Exception: The bridges which connect players' homes to their dosest leaf are not removed.
Legal jump: there is a bridge connecting the leaves.
After the jump, we remove the bridge.
Illegal jump: there is no bridge connecting the leaves.
If a frog jumps onto a leaf which already has another frog (belonging to any player), then that frog must also jump to another adjacent leaf connected by a bridge.
After each jump, remove the bridge that connected the leaves. If on that following leaf there is also a frog, then it must be moved to yet another leaf. The first jump can trigger a chain of jumps.
The player whose turn it is decides where each relocated frog will move. If it is not possible to relocate some frog in the chain because of a lack of bridges, then the original jump is illegal.
A series of jumps is shown below.
The player makes a jump with the red frog from his home to the adjacent leaf.
After this jump, there are two red frogs on the leaf.
The frog that was already there must jump away to an adjacent leaf.
The red frog jumps left to the leaf with a blue frog. I've removed the bridge it used. The blue frog must jump to one of three leaves:
- up to the leaf with a green frog
- left to the empty leaf
- down to the leaf with a pink frog But jumping up is illegal, as shown in the following figure.
After a jump up, tri ere would be two frogs, but no way for the green frog to jump off that leaf.
Such a move is illegal.
The player decides to jump down with the blue frog, onto the leaf with the pink frog.
After the jump, the bridge is removed.
The last move of this chain of jumps:
The player moves the pink frog to the right.
If a frog enters an opponent's home leaf, then it stays there. It can not move out, nor does it push away other frogs that were already there.
Placing a Bridge
Instead of jumping, a player can put a bridge between two adjacent leaves that are not currently connected by a bridge. There can be only 1 bridge between 2 leaves.
Special Action Cards
Each of the players has 4 special action cards.
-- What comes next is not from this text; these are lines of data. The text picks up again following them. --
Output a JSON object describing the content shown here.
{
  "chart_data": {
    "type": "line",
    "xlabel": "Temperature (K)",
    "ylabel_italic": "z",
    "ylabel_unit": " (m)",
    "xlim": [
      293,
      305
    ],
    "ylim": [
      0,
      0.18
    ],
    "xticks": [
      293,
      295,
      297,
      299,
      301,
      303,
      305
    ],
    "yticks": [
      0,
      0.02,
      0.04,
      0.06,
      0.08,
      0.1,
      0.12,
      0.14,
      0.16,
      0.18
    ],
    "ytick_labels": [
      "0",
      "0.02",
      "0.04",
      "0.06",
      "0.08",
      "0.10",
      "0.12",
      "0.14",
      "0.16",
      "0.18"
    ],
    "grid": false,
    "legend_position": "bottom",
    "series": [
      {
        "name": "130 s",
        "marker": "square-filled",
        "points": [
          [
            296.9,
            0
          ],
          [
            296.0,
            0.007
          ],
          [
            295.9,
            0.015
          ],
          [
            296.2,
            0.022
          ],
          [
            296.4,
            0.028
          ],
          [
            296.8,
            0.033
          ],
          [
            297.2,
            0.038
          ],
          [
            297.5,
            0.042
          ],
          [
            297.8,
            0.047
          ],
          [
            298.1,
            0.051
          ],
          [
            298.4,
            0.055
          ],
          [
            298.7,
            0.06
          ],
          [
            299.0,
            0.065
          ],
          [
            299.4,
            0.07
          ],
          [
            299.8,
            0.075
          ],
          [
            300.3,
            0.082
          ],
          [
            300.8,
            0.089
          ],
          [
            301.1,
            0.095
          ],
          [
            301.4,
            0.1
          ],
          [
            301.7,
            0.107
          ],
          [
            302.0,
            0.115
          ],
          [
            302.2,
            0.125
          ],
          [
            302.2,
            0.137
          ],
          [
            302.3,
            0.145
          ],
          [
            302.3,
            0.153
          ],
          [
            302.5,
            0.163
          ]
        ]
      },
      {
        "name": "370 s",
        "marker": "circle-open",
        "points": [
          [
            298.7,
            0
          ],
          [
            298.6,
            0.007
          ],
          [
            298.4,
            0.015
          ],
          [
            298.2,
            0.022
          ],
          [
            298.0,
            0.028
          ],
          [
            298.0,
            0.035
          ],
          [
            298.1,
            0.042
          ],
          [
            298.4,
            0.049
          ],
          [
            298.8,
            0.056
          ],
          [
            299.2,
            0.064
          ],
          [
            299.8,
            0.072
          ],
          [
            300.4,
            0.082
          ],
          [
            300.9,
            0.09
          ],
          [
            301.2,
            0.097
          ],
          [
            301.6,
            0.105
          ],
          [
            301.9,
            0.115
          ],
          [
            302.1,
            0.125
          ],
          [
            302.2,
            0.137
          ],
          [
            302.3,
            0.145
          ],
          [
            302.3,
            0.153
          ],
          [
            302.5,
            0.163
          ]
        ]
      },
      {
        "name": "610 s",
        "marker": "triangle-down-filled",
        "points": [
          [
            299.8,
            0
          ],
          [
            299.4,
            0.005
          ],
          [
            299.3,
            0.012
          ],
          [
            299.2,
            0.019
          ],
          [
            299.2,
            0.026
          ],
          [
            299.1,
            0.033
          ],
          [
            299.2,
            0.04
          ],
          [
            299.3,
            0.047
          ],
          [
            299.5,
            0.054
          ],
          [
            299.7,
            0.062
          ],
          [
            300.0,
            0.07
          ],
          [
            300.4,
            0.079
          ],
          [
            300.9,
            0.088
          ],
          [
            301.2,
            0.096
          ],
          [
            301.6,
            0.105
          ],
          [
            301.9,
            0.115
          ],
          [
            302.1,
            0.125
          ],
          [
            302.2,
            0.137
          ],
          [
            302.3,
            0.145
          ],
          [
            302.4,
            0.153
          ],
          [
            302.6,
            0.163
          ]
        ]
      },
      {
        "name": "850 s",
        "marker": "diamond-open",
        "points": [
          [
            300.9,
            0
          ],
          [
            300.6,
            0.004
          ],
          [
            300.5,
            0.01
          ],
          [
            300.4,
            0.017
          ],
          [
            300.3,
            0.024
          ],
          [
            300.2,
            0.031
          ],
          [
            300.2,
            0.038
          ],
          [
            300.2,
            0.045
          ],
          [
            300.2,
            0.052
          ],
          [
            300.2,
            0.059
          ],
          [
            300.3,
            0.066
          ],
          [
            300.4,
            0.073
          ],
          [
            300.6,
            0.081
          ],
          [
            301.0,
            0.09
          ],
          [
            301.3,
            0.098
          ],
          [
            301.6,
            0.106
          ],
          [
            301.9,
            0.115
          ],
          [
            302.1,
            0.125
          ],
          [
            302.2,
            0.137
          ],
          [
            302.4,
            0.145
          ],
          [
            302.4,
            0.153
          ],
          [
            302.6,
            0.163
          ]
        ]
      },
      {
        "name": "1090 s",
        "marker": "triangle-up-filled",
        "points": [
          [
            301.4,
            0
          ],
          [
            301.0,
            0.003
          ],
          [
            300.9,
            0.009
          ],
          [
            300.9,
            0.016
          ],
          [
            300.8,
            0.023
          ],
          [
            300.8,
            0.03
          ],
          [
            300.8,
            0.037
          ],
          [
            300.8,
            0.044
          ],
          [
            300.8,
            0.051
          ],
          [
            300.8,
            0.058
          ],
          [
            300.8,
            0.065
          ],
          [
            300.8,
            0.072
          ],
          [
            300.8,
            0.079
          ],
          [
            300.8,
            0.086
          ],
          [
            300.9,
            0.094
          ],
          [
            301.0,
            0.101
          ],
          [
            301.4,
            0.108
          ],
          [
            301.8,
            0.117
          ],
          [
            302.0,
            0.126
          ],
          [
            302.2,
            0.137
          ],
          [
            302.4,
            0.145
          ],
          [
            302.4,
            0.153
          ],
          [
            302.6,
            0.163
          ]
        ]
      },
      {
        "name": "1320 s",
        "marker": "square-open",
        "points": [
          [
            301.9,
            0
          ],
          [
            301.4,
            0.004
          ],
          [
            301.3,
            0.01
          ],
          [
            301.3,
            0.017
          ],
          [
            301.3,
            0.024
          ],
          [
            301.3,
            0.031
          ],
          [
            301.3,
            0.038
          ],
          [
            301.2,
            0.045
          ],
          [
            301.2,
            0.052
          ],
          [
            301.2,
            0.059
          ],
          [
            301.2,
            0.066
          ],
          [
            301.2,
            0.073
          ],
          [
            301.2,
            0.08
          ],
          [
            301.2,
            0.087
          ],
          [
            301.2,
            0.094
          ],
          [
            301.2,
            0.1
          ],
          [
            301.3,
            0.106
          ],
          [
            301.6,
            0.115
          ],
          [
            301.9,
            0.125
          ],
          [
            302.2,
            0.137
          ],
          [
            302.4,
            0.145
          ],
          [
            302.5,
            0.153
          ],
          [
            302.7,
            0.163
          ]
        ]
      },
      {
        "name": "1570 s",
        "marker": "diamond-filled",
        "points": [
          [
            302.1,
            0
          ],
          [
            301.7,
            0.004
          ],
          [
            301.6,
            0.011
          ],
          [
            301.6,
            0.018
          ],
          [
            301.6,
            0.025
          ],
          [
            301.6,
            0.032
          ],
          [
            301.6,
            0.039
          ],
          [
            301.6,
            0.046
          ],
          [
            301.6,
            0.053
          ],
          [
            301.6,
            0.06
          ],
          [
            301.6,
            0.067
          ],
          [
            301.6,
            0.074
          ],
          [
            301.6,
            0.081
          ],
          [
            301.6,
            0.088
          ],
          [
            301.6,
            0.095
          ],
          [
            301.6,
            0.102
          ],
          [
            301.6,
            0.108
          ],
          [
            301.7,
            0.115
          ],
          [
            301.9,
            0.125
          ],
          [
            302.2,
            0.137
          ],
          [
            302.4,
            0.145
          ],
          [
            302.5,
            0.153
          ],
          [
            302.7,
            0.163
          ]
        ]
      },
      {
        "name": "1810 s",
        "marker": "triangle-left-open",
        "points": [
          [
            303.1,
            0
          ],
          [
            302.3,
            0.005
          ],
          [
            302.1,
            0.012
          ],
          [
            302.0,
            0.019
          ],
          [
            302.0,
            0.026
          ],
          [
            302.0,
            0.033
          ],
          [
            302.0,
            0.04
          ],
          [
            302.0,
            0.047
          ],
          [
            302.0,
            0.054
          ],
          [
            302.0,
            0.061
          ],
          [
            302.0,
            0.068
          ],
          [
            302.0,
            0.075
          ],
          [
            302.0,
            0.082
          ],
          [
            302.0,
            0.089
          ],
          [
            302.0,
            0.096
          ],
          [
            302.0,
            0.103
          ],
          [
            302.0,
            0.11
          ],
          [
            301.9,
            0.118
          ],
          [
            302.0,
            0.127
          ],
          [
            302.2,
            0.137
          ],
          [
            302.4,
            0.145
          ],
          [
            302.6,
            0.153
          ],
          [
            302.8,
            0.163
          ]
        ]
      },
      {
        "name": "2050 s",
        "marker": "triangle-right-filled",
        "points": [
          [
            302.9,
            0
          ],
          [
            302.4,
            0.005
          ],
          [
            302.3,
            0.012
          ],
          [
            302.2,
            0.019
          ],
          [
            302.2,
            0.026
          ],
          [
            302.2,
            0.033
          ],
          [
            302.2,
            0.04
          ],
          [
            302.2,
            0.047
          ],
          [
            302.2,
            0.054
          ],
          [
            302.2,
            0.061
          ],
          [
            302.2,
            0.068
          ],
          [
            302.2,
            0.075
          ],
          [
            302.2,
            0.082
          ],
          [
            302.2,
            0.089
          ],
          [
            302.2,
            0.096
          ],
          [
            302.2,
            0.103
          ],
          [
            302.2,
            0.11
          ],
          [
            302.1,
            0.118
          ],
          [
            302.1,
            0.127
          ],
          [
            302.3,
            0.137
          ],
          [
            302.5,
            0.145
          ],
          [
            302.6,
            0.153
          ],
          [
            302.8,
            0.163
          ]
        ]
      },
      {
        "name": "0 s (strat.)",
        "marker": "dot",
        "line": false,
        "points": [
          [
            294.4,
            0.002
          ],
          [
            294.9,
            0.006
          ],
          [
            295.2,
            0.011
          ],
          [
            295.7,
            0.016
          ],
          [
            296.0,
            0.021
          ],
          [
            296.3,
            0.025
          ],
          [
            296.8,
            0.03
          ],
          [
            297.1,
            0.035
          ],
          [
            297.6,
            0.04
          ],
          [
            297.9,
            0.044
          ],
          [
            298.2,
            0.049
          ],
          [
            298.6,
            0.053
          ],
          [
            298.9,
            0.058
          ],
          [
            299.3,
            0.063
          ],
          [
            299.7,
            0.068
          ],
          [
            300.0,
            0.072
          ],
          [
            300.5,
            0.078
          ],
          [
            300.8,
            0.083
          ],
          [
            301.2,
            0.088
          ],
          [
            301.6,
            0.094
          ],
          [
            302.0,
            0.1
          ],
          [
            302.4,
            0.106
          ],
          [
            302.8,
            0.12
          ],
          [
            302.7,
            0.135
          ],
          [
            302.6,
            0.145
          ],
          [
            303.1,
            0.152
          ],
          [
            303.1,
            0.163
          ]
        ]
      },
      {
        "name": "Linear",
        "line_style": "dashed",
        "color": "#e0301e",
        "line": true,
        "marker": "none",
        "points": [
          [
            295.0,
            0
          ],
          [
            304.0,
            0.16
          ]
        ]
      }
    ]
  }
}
They can be used at any moment in the owner's turn, at most one card per turn.
Each card can be used only once during the game. After using a card, the card's owner puts it aside or turns it over to show it has been used.
At the beginning of the game each player has 4 cards. Each set is marked in the corner with a crown in a colored circle.
The circles have the same color as the player's frogs.
The player can make a frog jump twice. Both jumps must be made by the same frog.
The first jump must be to an empty leaf, but the second jump can be to an occupied leaf, where pushing would occur as usual.
Instead of a normal jump (with a bridge), the player can move frog to an adjacent leaf which is not connected by a bridge. The leaf may be occupied, causing pushing as usual.
Instead of placing just one bridge as an action, the player can place two bridges anywhere on the board (connecting 2 different pairs of adjacent unconnected leaves).
After his regular action (moving a frog or placing a bridge), the player can also remove a bridge from anywhere on the board
End of the Game
The first player to get all 3 of their frogs onto their opponents' horn leaves wins.
The following pictures show the final winning positions in games with 2, 3, and 4 players.
The pink player has moved the three pink frogs to the opponent's home and wins. The blue player is behind by one move.
The blue player has moved two blue frogs to the home of the opponent on the right side and one blue frog to the opponent on the top.
The blue player has moved the three blue frogs to each of the three opponents' homes.